Phew! Now our data is in the format we expect and we can start analyzing it.

How hot is the hottest day?

In [None]:
weather['maximum temperature'].max()

What's the average temperature?

In [None]:
weather['average temperature'].mean()

Is this about the same as the representative middle temperature?

In [None]:
weather['average temperature'].median()

What does the difference tell you about the skew of the data?

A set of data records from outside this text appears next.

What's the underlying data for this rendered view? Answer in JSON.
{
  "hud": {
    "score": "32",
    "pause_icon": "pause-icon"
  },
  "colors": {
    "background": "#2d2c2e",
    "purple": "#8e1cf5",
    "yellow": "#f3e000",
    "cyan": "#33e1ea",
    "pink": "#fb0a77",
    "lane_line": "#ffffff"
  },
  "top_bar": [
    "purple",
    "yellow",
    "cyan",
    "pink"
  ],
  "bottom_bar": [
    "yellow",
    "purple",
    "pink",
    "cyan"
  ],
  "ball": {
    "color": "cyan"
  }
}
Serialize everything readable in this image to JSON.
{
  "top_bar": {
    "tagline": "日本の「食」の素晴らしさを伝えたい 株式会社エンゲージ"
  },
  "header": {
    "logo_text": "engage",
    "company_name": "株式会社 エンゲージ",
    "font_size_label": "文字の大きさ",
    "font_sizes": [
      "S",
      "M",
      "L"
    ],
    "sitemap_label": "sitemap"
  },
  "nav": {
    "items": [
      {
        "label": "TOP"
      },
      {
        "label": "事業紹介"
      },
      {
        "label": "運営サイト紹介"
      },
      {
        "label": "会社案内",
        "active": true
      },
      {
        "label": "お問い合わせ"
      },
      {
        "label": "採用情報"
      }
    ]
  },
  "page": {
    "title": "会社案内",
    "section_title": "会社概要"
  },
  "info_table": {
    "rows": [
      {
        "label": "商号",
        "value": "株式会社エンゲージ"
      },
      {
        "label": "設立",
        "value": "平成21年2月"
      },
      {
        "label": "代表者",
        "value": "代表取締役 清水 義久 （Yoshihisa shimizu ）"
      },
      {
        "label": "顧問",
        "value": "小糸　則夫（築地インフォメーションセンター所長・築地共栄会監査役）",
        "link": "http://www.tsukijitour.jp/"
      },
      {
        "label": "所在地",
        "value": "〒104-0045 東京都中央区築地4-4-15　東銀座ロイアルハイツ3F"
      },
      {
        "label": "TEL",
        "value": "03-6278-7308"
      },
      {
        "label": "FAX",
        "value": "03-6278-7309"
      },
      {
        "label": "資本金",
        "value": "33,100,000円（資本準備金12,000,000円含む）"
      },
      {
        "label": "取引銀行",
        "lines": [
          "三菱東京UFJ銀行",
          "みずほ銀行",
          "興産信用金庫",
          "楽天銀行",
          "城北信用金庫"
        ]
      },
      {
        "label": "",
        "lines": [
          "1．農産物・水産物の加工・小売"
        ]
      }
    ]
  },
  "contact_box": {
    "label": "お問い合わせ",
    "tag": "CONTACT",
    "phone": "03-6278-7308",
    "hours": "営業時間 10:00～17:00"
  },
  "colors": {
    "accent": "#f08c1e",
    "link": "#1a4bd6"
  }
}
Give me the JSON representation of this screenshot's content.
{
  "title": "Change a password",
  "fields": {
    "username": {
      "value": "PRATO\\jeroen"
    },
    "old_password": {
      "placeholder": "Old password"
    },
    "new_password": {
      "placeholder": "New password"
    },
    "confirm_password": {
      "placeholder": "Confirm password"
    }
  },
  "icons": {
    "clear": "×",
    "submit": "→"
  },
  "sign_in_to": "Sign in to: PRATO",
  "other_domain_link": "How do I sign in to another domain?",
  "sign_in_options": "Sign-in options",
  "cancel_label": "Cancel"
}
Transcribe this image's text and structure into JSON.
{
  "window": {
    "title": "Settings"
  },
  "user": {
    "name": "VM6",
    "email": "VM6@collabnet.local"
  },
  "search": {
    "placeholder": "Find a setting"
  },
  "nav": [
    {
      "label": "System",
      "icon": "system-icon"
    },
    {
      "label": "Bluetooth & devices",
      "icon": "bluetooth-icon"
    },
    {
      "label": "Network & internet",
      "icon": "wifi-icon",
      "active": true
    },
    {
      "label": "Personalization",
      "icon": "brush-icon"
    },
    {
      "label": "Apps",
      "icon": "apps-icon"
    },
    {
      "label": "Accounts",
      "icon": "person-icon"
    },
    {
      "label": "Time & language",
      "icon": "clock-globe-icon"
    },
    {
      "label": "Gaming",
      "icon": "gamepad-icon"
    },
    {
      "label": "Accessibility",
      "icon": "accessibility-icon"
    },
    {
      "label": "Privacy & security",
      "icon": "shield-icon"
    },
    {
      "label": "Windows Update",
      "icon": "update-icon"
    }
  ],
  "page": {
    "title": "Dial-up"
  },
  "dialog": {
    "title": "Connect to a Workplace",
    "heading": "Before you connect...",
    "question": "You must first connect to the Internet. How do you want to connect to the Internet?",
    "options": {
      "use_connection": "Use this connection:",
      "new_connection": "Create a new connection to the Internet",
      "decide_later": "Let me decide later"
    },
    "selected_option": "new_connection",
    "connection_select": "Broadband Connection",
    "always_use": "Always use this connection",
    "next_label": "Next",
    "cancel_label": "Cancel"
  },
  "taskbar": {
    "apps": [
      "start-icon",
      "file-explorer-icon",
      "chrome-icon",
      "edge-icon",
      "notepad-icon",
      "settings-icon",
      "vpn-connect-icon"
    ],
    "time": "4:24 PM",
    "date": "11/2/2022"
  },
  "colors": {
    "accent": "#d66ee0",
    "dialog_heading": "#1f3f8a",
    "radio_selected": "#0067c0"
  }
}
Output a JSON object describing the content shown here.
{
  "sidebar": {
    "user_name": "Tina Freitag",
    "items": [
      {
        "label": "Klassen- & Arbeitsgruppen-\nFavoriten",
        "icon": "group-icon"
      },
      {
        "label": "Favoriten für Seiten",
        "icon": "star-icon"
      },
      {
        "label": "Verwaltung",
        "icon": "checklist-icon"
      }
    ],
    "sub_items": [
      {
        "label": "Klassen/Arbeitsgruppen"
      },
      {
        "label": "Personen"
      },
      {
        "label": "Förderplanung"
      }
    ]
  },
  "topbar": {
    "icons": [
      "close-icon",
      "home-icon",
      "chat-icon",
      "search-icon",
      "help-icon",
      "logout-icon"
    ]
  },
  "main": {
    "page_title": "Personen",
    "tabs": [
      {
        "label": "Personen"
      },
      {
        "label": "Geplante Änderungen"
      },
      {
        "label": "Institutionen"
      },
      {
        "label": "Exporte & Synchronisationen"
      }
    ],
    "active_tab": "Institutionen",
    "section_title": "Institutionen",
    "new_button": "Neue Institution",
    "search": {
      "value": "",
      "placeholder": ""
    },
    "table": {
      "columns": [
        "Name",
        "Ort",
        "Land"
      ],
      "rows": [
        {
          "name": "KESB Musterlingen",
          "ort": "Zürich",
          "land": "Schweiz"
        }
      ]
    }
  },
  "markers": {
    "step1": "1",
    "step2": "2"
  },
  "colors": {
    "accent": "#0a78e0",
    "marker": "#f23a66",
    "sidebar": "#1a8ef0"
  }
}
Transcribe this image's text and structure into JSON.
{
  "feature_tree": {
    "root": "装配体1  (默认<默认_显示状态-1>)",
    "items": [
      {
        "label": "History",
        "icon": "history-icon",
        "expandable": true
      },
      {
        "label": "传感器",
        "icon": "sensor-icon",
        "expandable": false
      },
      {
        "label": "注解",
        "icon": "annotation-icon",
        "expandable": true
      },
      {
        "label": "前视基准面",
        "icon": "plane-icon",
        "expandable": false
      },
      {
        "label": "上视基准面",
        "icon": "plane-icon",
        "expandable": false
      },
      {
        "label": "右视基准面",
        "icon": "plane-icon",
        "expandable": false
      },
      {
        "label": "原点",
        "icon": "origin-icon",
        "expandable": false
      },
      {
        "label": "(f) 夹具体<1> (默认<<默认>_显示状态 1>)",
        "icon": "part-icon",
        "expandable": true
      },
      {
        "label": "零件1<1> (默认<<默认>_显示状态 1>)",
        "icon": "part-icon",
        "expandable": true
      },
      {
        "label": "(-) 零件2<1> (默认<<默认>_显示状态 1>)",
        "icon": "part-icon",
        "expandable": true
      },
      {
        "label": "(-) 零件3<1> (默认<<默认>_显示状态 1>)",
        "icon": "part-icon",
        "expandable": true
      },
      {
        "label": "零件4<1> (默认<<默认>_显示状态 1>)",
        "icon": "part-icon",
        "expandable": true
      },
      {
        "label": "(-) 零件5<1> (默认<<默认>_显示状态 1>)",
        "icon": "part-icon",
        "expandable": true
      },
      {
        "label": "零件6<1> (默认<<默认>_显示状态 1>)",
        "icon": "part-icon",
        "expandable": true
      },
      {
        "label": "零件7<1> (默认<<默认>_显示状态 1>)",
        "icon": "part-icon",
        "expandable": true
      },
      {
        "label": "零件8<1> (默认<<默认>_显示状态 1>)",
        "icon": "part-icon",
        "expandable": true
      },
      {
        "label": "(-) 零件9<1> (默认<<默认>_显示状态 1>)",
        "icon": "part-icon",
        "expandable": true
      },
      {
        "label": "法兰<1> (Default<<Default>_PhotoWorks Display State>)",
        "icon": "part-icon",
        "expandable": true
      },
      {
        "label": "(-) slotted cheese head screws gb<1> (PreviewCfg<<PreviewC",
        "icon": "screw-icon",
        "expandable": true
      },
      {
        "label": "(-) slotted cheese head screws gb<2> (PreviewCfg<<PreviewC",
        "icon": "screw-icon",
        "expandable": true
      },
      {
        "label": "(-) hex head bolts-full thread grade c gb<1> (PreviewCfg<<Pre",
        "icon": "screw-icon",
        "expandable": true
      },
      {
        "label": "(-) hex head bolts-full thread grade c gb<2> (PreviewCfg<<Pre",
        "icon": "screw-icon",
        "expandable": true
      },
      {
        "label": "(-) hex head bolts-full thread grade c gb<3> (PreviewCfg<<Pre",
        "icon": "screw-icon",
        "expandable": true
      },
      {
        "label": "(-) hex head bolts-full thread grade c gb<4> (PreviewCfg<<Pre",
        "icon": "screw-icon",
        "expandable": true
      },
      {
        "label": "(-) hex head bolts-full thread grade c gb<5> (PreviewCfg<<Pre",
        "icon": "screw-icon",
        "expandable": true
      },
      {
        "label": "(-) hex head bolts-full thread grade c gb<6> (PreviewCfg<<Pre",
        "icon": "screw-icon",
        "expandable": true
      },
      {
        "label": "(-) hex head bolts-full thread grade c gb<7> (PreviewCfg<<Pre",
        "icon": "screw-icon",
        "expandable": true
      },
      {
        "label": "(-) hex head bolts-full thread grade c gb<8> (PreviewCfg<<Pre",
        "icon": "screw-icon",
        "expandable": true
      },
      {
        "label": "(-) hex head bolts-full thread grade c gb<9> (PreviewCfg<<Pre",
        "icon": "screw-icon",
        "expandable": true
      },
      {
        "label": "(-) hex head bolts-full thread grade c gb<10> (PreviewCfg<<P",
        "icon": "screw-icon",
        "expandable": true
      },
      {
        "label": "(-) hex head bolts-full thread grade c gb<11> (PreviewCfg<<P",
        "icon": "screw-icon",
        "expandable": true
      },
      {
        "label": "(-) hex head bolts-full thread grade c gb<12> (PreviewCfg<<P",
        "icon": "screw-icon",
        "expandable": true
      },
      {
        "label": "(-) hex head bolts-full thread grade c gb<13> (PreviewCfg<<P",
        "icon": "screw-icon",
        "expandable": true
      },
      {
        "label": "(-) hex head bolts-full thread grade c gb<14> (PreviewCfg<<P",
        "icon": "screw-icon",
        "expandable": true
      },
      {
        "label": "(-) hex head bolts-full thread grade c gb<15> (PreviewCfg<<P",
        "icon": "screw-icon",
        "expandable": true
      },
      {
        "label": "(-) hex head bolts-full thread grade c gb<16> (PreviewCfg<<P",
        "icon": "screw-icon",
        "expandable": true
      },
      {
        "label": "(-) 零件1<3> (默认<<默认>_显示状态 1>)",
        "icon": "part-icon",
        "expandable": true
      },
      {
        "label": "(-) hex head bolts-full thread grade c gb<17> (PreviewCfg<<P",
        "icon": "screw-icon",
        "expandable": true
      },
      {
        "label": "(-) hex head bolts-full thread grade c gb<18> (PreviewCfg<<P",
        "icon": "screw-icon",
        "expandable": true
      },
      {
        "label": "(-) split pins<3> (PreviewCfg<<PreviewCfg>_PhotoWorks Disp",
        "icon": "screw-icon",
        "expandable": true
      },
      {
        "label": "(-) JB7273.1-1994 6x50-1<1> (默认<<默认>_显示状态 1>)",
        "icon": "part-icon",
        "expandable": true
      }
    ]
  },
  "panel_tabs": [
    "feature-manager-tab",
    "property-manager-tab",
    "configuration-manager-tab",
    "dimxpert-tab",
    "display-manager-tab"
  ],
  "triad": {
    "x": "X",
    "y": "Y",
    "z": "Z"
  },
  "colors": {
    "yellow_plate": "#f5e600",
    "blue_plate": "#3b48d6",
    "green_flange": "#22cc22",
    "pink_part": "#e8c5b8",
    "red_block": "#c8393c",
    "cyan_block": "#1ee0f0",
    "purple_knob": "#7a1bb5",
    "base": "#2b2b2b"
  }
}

What's the average rainfall?

In [None]:
weather['precipitation_n'].mean()

how about the typical day rainfall?

In [None]:
weather['precipitation_n'].median()

What does this difference tell you?

How many days is there any rainfall?

There's not a single built-in method for that like there is for `.mean()` or `.median()`, but you can string together a few methods:

` > 0` returns `True` if the value is greater than zero:

In [None]:
weather['precipitation_n'] > 0

You can also use the syntax `.gt(0)`:

In [None]:
weather['precipitation_n'].gt(0)

But you still want to condense this new column to a summary statistic. pandas counts `True` as 1 and `False` as 0, so the total of this column is the number of instances of `True`

In [None]:
weather['precipitation_n'].gt(0).sum()

Because the mean is computed as the sum divided by the count, the mean of a boolean column like this is the portion of values that are `True` (or multiply this by 100 to get the percent that meet the condition)

In [None]:
weather['precipitation_n'].gt(0).mean()

In [None]:
weather['maximum temperature'].mean()

In [None]:
(
    weather['average temperature']
    .gt(weather['maximum temperature'].min())
    .mean().sum()
)

# Tasks:

- What portion of trees are rated as having a "Full" structure (labeled `TPStructure`)?
- How many days have a high temperature over 90 degrees?
- What is the lowest temperature recorded?
- What is the mean and median maximum temperature?
- Which are closer together, the mean and median of the maximum temperature or the minimum temperature?
- How many days did it snow?

In [None]:
### Your code here

Extra credit:

You saw above how you can assign a transformed value to a new column. You can also create a column from operations on multiple columns.

Add a new column 'temperature range' as the maximum column minus the minimum temperature.

What is the average of this daily temperature fluctuation?

In [None]:
### Your code here